Journey ending speakers


Listening to to my  stereo last night thinking about what upgrade I may do in the future. May upgrade my CD player or change phono cart or a new arm? But one of the things I will never change is my speakers. My journey has ended with the speakers I have now. Are you like me and have your forever speakers? Oh mine are a set of 30 year old 4 way JBL  Studio Monitors 4345s.
ricpan
Old guy, moving from Wilson WP7's to Alexia Series 2. McIntosh system, tube power amp. Focal Utopia headphone rig. Grew up in house with one-off speakers built by Rudy Bozak, a friend of my father. Loved the BW speakers I have owned in the past.

Gentleman:

Don't forget the cabinet construction in your discussion.

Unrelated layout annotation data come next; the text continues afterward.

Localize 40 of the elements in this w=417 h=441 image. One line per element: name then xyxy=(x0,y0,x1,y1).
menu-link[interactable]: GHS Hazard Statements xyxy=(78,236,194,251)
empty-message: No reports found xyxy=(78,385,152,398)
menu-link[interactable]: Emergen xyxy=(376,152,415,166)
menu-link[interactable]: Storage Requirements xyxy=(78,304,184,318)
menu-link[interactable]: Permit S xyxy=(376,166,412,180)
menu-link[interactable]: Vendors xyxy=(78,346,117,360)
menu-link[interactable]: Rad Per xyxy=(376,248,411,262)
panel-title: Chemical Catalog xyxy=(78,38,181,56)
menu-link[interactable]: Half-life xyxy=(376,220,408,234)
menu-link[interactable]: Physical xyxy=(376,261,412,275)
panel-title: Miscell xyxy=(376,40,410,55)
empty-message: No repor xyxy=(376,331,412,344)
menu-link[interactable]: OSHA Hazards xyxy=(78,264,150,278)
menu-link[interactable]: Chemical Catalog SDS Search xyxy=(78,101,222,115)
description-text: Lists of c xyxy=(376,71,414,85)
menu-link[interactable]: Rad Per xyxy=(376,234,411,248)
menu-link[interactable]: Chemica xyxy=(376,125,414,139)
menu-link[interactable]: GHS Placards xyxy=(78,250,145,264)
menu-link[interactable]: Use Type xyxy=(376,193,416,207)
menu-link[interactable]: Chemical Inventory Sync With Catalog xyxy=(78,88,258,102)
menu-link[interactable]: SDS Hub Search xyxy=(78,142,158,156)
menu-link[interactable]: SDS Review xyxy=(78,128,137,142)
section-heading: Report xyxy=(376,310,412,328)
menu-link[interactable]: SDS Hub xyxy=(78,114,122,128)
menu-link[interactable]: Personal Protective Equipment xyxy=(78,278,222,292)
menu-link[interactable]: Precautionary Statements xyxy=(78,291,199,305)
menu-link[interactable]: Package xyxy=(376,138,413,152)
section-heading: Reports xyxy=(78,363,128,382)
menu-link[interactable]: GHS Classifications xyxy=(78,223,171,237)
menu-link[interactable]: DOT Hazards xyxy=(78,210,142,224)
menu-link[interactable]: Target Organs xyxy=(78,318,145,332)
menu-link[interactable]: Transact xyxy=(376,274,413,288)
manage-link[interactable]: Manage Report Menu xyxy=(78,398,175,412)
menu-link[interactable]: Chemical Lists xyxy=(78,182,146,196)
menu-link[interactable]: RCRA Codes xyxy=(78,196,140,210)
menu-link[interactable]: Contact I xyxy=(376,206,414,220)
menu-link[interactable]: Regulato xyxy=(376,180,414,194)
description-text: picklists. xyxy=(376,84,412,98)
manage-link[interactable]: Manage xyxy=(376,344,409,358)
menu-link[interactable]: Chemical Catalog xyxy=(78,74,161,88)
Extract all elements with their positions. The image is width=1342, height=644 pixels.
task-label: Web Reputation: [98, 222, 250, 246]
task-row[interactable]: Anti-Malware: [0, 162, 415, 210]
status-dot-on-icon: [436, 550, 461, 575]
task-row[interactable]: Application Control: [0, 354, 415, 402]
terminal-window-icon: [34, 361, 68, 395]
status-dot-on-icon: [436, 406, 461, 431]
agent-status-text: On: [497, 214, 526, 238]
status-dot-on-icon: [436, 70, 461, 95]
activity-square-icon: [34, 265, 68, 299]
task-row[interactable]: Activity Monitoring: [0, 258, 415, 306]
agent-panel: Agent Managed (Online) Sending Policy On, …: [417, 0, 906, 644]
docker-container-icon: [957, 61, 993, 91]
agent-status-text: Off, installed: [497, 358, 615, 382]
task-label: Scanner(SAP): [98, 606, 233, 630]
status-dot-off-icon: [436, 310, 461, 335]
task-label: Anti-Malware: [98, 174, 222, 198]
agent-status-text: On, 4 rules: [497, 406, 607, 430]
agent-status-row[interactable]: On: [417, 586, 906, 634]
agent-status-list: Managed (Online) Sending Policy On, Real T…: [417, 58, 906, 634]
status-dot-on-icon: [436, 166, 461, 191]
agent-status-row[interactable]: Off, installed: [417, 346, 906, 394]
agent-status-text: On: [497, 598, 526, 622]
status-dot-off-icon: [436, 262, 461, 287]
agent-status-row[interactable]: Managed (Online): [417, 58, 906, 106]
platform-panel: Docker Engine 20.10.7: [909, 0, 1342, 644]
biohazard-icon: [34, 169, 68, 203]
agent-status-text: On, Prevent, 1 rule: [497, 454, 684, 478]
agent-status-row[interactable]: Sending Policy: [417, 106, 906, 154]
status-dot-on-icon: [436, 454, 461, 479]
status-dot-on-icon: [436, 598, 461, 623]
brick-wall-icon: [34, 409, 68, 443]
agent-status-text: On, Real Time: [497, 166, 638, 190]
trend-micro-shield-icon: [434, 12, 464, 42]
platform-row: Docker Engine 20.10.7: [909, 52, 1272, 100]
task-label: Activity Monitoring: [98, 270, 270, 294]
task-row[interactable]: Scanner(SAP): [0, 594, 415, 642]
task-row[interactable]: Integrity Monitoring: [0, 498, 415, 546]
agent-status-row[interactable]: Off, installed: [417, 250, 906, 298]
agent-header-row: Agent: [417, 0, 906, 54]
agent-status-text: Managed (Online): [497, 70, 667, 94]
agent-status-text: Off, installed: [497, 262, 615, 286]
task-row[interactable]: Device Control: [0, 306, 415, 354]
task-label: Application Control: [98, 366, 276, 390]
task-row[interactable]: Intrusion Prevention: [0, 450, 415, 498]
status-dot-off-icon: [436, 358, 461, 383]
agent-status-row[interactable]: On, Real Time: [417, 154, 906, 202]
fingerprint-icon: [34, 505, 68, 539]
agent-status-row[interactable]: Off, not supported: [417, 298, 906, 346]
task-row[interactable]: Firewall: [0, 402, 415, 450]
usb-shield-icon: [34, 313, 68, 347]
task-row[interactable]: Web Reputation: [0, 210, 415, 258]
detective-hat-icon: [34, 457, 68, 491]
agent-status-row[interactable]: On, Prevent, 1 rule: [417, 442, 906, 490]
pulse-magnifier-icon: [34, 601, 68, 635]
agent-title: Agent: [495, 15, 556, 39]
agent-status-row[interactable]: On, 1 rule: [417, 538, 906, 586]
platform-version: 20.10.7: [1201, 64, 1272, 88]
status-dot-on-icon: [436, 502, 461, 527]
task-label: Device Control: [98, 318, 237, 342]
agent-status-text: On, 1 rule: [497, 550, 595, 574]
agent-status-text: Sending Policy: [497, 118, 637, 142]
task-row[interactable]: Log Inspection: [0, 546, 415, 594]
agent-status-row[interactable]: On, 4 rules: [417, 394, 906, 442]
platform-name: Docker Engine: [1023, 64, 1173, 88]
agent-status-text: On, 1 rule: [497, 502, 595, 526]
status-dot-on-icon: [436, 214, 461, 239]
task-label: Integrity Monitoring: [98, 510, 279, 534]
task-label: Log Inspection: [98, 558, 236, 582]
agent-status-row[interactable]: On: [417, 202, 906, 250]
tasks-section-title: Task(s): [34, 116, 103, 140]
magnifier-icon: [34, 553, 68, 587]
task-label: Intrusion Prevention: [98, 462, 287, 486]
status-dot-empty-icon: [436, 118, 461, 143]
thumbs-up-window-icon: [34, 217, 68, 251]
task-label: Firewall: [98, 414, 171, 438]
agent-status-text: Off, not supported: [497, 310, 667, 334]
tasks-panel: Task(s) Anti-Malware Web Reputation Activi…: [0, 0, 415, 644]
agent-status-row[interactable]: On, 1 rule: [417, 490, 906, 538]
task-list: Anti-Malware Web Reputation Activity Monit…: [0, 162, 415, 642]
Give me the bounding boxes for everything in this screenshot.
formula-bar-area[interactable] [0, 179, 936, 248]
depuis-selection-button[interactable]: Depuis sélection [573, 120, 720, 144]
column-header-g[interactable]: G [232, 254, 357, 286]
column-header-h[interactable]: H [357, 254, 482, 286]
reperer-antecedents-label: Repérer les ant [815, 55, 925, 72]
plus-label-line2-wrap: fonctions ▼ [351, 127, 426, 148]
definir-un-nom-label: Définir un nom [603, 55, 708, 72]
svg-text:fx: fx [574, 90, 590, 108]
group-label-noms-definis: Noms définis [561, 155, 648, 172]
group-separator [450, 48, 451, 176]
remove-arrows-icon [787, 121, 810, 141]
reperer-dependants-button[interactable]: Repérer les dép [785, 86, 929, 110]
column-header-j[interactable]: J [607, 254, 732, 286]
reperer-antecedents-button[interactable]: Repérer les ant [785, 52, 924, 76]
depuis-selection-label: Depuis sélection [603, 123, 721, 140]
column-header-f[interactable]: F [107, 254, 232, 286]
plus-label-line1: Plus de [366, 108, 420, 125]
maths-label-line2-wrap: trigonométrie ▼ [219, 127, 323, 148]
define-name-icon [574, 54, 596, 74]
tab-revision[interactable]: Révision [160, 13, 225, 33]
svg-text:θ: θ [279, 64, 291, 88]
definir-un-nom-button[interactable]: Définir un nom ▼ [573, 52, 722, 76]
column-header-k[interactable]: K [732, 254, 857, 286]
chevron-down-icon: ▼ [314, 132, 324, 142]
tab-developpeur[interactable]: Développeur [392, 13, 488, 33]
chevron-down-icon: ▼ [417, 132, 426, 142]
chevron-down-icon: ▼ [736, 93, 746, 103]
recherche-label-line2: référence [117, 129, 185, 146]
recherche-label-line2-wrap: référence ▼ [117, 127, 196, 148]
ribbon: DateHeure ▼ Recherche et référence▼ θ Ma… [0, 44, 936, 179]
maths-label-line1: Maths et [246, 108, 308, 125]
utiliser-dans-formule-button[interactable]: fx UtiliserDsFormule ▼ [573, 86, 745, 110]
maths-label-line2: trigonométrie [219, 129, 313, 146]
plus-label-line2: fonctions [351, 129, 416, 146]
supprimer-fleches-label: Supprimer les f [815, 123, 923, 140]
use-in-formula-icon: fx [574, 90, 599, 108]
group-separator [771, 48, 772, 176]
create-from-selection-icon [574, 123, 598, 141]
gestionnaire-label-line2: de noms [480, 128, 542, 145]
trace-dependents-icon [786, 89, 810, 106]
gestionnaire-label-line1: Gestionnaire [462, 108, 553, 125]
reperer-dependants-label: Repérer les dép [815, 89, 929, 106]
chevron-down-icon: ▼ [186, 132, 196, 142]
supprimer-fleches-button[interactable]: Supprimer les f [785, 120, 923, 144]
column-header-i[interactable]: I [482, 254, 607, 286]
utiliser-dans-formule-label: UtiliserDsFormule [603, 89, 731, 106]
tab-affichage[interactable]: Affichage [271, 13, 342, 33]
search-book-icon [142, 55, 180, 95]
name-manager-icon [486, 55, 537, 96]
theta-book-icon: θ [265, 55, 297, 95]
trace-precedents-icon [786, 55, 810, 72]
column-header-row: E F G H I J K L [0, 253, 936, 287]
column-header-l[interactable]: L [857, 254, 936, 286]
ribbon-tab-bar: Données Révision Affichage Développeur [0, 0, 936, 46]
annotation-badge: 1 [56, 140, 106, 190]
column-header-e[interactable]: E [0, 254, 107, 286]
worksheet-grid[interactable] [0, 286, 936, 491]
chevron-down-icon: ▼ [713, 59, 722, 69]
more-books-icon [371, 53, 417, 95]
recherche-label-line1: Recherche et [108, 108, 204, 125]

It is not just drivers that end up in the sound. I owned the Edgarhorn Titan horn system with Seismic Subwoofer for 13 years and it had very vintage drivers which I considered sublime to listen to with SET amplification. Those included the JBL 2441 in the midrange and Bruce's 300hz horn made of solid wood made it sing. The mid bass folded cabinet in mine and the seismic sub. also had JBL/Electrovoice vintage drivers but the cabinets were big and hard to properly brace. The only reason I sold the pair was due to the space in my room. These horns smoked a lot of others out there due to the driver chemistry/cabinet combination. My friends Avantgarde Trios with Bass Horns are hifi in comparison. Point is he likes what they do for him so he wins. I don't care to listen to them.

The Gamut speakers excel in sound not only due to quality timed drivers and crossovers but due to the 21 layers of "specific" Baltic wood used to make the cabinets in their top models. The layers are hand glued together. Why not 22 layers or 19? Because 21 sounded the best to the designer. 

A lot goes into the cabinet for the final result is my point. Drivers are only a part of the overall sound.

Gary (gwalt)

I grew up with the Bozak sound as I live in CT. I remember meeting him as a kid in one of the local stores.  The owners was close with him, but didn't sell his speakers.  I used to get to hear them all the time though as he was always bringing them in.  They'd call me to come listen after school (was on my way home).  What folks don't remember is that he designed and built the speakers for the NY Worlds Fair in the early 60's.  Pretty cool story.
I've heard an awful lot of speakers in my time, on account of they get sent to my shop for audition and I hear them at shows as well.

For about 20 years now one of the best I've heard has been the Classic Audio Loudspeakers model T-3.3, which is what I've been playing for most of that time (started as T-3s). They have dual 15" woofers (which cut off at 20Hz) and field-coil magnet structures. The midrange in particular is quite nice- beryllium compression diaphragm with a Kapton surround; very fast and the first breakup is at 35KHz, so very smooth as well. The speakers are also easy to drive, being 16 ohms and 98 db 1 watt/1 meter.   

There really isn't anything this speaker can't do. It can handle more power than I can throw at it, can play considerably louder than I ever need it to play and no part of the frequency spectrum is left to imagination. Its also very relaxed and detailed, even at high volume, but is equally comfortable imparting all the music at very low levels too. It is so undistorted that it is a bit disarming how loud its often playing- it certainly does not **sound** loud! Its only when you realized that you have to yell to be heard by someone right next to you that you realize how loud it might be playing.

Yet for all this the speaker is insanely musical. Its not particularly euphonic; instead I find it to be quite neutral, just like real music. It'll be quite a challenger to get them out of my living room- so far nothing is even on the horizon, which is not to say I've not heard other speakers that I could not live with for the rest of my life- I've heard a number of them. This one is simply the best of the crop.